Bij follow-up (12 tot 72 maanden) bleek dat één op de drie patiënten met antipsychoticagebruik een psychose had gekregen (95%-BI: 29,0-36,9%), terwijl dit bij 20% van de antipsychoticanaïeve groep het geval was (95%-BI: 18,9-22,6%). Het transitierisico was hoger voor de groep blootgesteld aan antipsychotica bij 12, 36 en 48 maanden follow-up.
De auteurs opperen een aantal verklaringen. Zo kan supersensitiviteit van het dopaminesysteem, veroorzaakt door medicatie, mogelijk leiden tot het verhoogde risico op psychoses in de groep die antipsychotica heeft gebruikt. Daarnaast is het mogelijk dat een deel van de patiënten met een eerste psychose zo snel herstelt na het starten met antipsychotica, dat ze per ongeluk als iemand met een klinisch hoog risico worden gezien en dus aan de verkeerde groep zijn toebedeeld.
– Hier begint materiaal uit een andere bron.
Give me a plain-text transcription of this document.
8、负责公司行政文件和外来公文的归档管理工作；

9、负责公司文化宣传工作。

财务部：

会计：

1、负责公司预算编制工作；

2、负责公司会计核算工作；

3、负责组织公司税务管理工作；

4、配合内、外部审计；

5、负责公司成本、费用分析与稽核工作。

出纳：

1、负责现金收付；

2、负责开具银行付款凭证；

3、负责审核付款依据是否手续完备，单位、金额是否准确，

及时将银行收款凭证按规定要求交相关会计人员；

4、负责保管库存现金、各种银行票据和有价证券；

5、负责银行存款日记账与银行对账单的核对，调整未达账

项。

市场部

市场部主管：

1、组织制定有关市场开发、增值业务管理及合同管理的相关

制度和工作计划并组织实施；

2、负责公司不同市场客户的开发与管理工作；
De resultaten benadrukken het belang om alle personen met een klinisch hoog risico op psychose die antipsychotica hebben gebruikt, nauwkeurig te blijven monitoren.
literatuur
1 Raballo A, Poletti M, Preti A. The temporal dynamics of transition to psychosis in individuals at clinical high-risk (CHR-P) shows negative prognostic effects of baseline antipsychotic exposure: a meta-analysis. Transl Psychiatry 2023; 13: 112.